There's also the engineering overhead. Teams that own their own voice orchestration end up maintaining turn-taking logic, interruption handling, and latency profiling as ongoing work. It’s not a one-time build.

How to add voice to an existing agent

The cleanest approach is a dual WebSocket architecture.

One connection runs between the client and the ElevenLabs API and another between your server and the ElevenLabs API
User speaks into their microphone, audio is sent to the ElevenLabs API where it is transcribed and sent to your server
Your server provides the entire conversation history it gets from the ElevenLabs API to the LLM, and the streamed response goes back for audio synthesis
This can begin before the LLM has finished generating - keeping first-byte latency low

The key integration point is the onTranscript method, which fires at the end of each turn and passes the full conversation history to the LLM.

A contextualUpdate at session start carries over whatever happened in the text portion of the conversation before the user switched to voice - which is what allows a single agent to work across both modalities without losing context.

A few things worth keeping in mind when building:

LLM choice matters more in voice than in chat. Deep reasoning models introduce pauses that register as unnatural hesitation in audio even if the response quality is higher. For real-time voice, faster models almost always win on perceived quality.
WebRTC over WebSockets for audio. WebRTC comes with built-in echo and noise cancellation, which becomes especially important on mobile or in noisy environments. Using WebSockets for audio transport means handling that yourself.
Don't ask users to select a language. It breaks conversational flow. Detecting language from the first few seconds of speech and locking it in is a better pattern - and allows graceful switching without requiring the user to do anything.
Separate your turn-taking model from your LLM. Using the LLM to decide when a user has finished speaking adds latency and cost on every turn. A dedicated turn-taking model handles this faster and more accurately, and it's worth treating it as a distinct component in the architecture.

How much infrastructure to own

The right answer depends on what already exists. If you have a working chat agent, adding a voice layer on top (keeping your LLM, orchestration, and business logic intact) is usually the fastest path and the lowest risk.

You're not rebuilding anything. You're adding an audio interface to something that already works.

If requirements extend to telephony, deployment channel management, built-in testing, and analytics, handing more of the stack off to a voice agent platform makes sense. The two approaches aren't mutually exclusive - teams can start with a lightweight voice layer and layer in platform capabilities as the use case matures.

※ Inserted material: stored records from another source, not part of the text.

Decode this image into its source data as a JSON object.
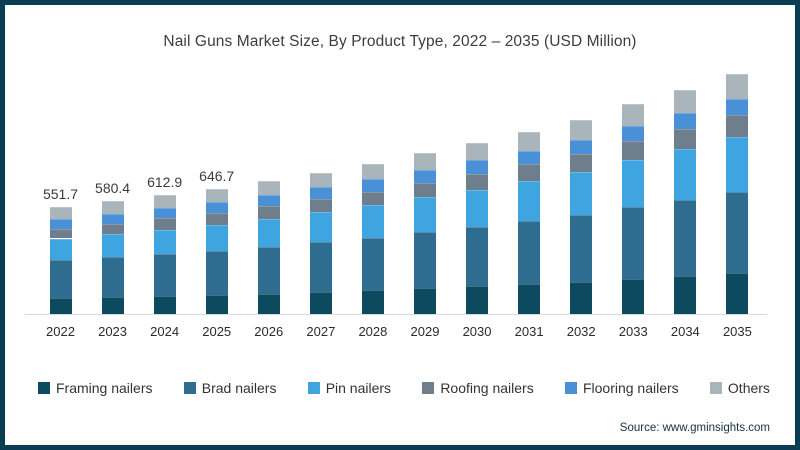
{
  "title": "Nail Guns Market Size, By Product Type, 2022 – 2035 (USD Million)",
  "source": "Source: www.gminsights.com",
  "colors": {
    "frame_border": "#0d3c55",
    "axis_line": "#d9d9d9",
    "title_text": "#3d3d3d",
    "data_label_text": "#3a3a3a"
  },
  "chart_data": {
    "type": "bar",
    "subtype": "stacked",
    "title": "Nail Guns Market Size, By Product Type, 2022 – 2035 (USD Million)",
    "xlabel": "",
    "ylabel": "USD Million",
    "grid": false,
    "legend_position": "bottom",
    "categories": [
      2022,
      2023,
      2024,
      2025,
      2026,
      2027,
      2028,
      2029,
      2030,
      2031,
      2032,
      2033,
      2034,
      2035
    ],
    "series": [
      {
        "name": "Framing nailers",
        "color": "#0e4a5f",
        "values": [
          80.7,
          86.0,
          91.9,
          98.2,
          105.6,
          113.4,
          122.0,
          132.1,
          142.2,
          153.0,
          164.9,
          180.0,
          194.2,
          210.1
        ]
      },
      {
        "name": "Brad nailers",
        "color": "#2e6d90",
        "values": [
          197.0,
          206.4,
          217.2,
          228.4,
          241.8,
          255.7,
          270.9,
          288.7,
          306.2,
          324.5,
          344.8,
          370.7,
          394.0,
          420.1
        ]
      },
      {
        "name": "Pin nailers",
        "color": "#3fa5e0",
        "values": [
          111.6,
          118.6,
          126.5,
          134.8,
          144.7,
          155.1,
          166.5,
          179.9,
          193.2,
          207.6,
          223.4,
          243.3,
          262.0,
          283.0
        ]
      },
      {
        "name": "Roofing nailers",
        "color": "#6e7e8c",
        "values": [
          51.4,
          54.0,
          56.9,
          59.9,
          63.5,
          67.3,
          71.4,
          76.1,
          80.8,
          85.8,
          91.3,
          98.4,
          104.7,
          111.8
        ]
      },
      {
        "name": "Flooring nailers",
        "color": "#4a90d6",
        "values": [
          51.4,
          53.0,
          54.9,
          56.6,
          59.0,
          61.2,
          63.6,
          66.6,
          69.2,
          71.8,
          74.8,
          78.7,
          81.8,
          85.3
        ]
      },
      {
        "name": "Others",
        "color": "#aab4bb",
        "values": [
          59.6,
          62.4,
          65.5,
          68.8,
          72.7,
          76.8,
          81.4,
          86.8,
          92.0,
          97.4,
          103.3,
          110.9,
          117.6,
          125.3
        ]
      }
    ],
    "totals": [
      551.7,
      580.4,
      612.9,
      646.7,
      687.3,
      729.5,
      775.8,
      830.2,
      883.6,
      940.1,
      1002.5,
      1082.0,
      1154.3,
      1235.6
    ],
    "data_labels": [
      "551.7",
      "580.4",
      "612.9",
      "646.7",
      null,
      null,
      null,
      null,
      null,
      null,
      null,
      null,
      null,
      null
    ]
  }
}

Demo: Adding voice to an existing chatbot

This demo walks through a user who is mid-conversation with a text-based travel planning chatbot, asking for neighbourhood and food recommendations for a trip to Japan.

What we covered:

The chatbot was extended with a voice layer without any changes to the underlying agent.
The user switched from typing to speaking mid-conversation - the agent retained full context across both modalities.
The user spoke in Dutch; the agent detected the language shift automatically
When the agent was interrupted and asked to switch back to English mid-sentence, it did - and finished the response with a slight Dutch accent, unprompted.
Throughout the conversation, interruption detection allowed the user to speak over the agent naturally without the agent finishing its turn.

Why it matters:

The demo wasn't showing a purpose-built voice agent. It was showing a text agent that already worked, with a voice layer dropped on top. The context handling, language detection, and interruption behaviour all came from the voice layer - the underlying text agent was unchanged.